The London office of James Dinan’s York Capital Management LP may face civil charges from Spanish regulators for allegedly using a banned trading technique before last year’s bailout of mortgage giant Bankia SA. (BKIA)

The Comision Nacional del Mercado de Valores, or CNMV, notified Dinan’s firm in March it was scrutinizing a May 2013 short sale by the York European Focus Fund, according to a regulatory filing. The stock involved was Bankia, according to a person familiar with the matter, who asked not to be identified because the details are private. In December, the Spanish regulator started a probe into bets made against Bankia shares before May 23, 2013, when the stock plunged 51 percent after terms of a government bailout were disclosed.

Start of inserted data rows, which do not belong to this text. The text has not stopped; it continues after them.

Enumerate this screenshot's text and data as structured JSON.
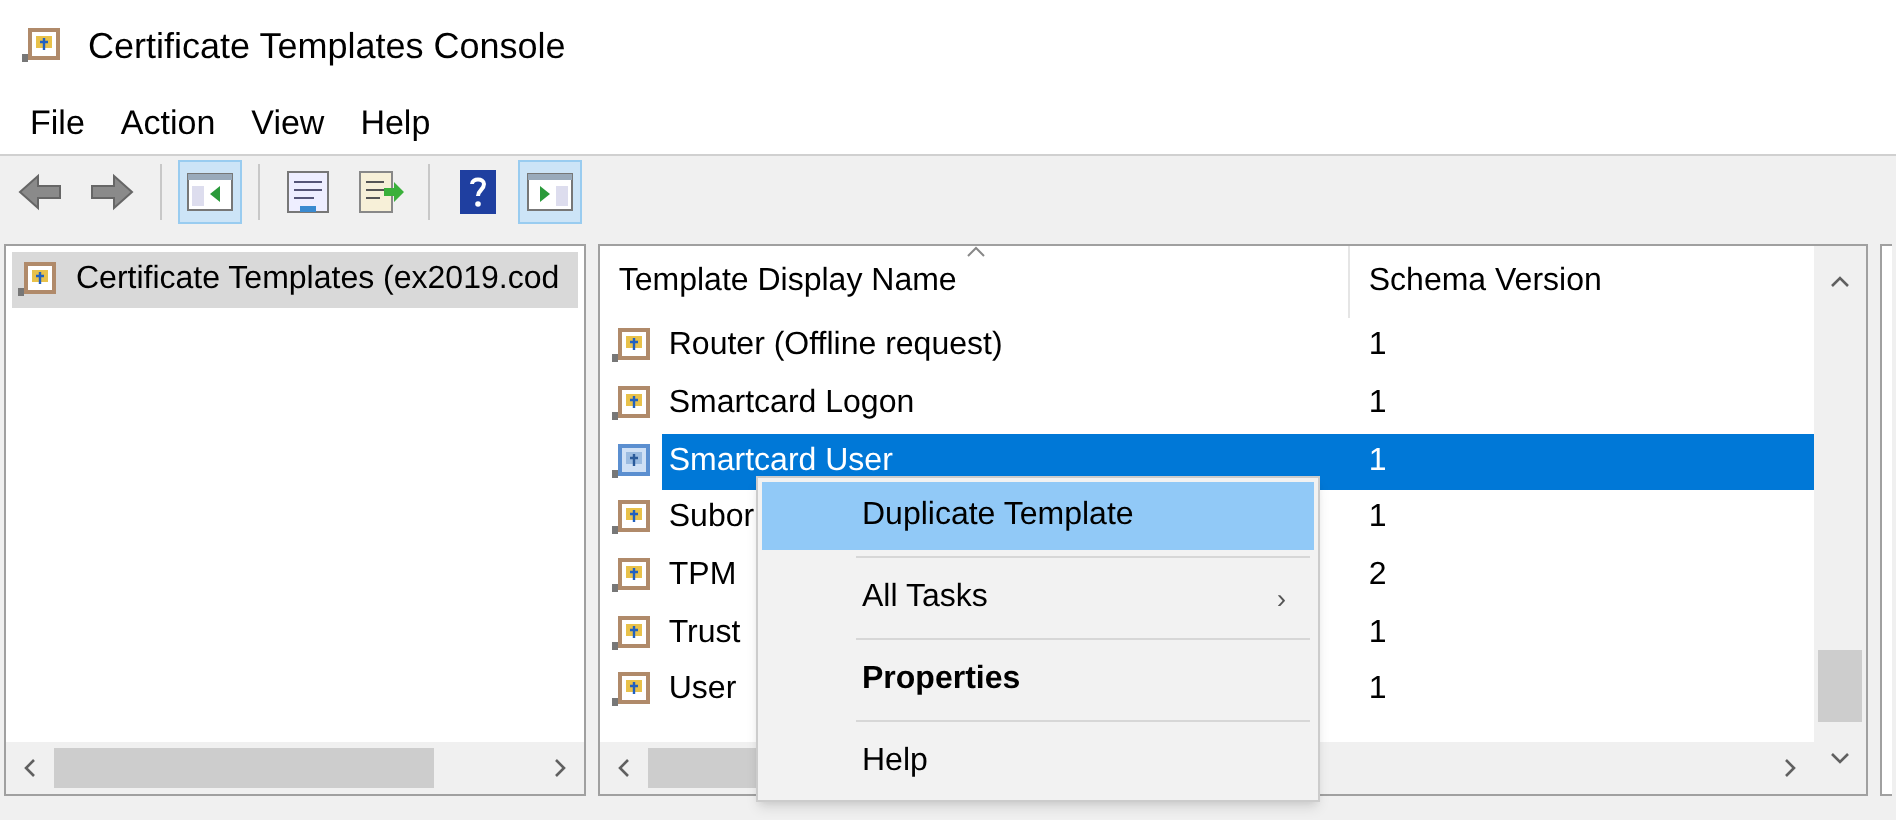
{
  "window": {
    "title": "Certificate Templates Console"
  },
  "menu_bar": [
    "File",
    "Action",
    "View",
    "Help"
  ],
  "toolbar": [
    {
      "kind": "back",
      "pressed": false
    },
    {
      "kind": "forward",
      "pressed": false
    },
    {
      "kind": "sep"
    },
    {
      "kind": "tree",
      "pressed": true
    },
    {
      "kind": "sep"
    },
    {
      "kind": "properties",
      "pressed": false
    },
    {
      "kind": "export",
      "pressed": false
    },
    {
      "kind": "sep"
    },
    {
      "kind": "help",
      "pressed": false
    },
    {
      "kind": "action-pane",
      "pressed": true
    }
  ],
  "tree": {
    "items": [
      {
        "label": "Certificate Templates (ex2019.cod",
        "selected": true
      }
    ]
  },
  "table": {
    "columns": [
      "Template Display Name",
      "Schema Version"
    ],
    "rows": [
      {
        "name": "Router (Offline request)",
        "version": "1",
        "selected": false
      },
      {
        "name": "Smartcard Logon",
        "version": "1",
        "selected": false
      },
      {
        "name": "Smartcard User",
        "version": "1",
        "selected": true
      },
      {
        "name": "Subor",
        "version": "1",
        "selected": false
      },
      {
        "name": "TPM",
        "version": "2",
        "selected": false
      },
      {
        "name": "Trust",
        "version": "1",
        "selected": false
      },
      {
        "name": "User",
        "version": "1",
        "selected": false
      }
    ]
  },
  "context_menu": [
    {
      "label": "Duplicate Template",
      "kind": "item",
      "selected": true,
      "bold": false
    },
    {
      "label": "All Tasks",
      "kind": "submenu",
      "selected": false,
      "bold": false
    },
    {
      "label": "Properties",
      "kind": "item",
      "selected": false,
      "bold": true
    },
    {
      "label": "Help",
      "kind": "item",
      "selected": false,
      "bold": false
    }
  ],
  "submenu_arrow": "›"
}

The civil charges against York would be one of the first cases filed under a new regulatory code adopted by the European Union in 2012 to restrict short selling, blamed by many local officials for exacerbating the global financial crisis. Spain and Italy, two of the countries hit hardest by the European debt crisis, have both used emergency powers under the new code to temporarily ban any bets against local stocks.

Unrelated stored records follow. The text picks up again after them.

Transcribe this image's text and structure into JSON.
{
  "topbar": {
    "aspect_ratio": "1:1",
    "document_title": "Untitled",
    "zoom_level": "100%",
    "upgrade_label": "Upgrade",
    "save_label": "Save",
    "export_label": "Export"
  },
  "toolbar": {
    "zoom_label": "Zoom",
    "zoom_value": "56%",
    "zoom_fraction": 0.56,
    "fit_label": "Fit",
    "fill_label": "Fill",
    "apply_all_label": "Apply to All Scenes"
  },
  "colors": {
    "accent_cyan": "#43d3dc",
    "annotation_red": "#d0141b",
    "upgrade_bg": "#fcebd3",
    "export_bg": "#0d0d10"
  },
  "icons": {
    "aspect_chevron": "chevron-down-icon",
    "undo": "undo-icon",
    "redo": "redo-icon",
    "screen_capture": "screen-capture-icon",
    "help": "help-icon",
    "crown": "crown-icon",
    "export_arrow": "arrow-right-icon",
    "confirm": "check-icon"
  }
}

“I have not seen a single case of even threatened enforcement” under the EU’s new short sale rule, said Christopher Leonard, an attorney in the London office of law firm Bingham McCutchen LLP, who has advised hedge-fund managers on complying with the restrictions. “It was inevitable that at some point someone would contravene the regulation, accidentally or on purpose, and that a regulator would seek to take action.”

Short Selling

Richard Swanson, York’s general counsel, declined to comment. In a regulatory filing, York said the trade was reviewed by its compliance department and other parties, and that there were circumstances outside its control that prevented a timely delivery of shares to execute the trade. The CNMV as a policy does not comment on its supervision process, according to a spokeswoman for the regulator.

Short selling is the practice of betting against stocks and other securities. In a short sale, a trader makes use of borrowed assets to bet on a decline in prices, hoping to buy them back later and pocket the price difference. The process of borrowing the stock from a third party and delivering it to the buyer is known as “covering” a short. A “naked short” is a banned practice in which investors sell a stock short without locating shares to borrow to complete the transaction.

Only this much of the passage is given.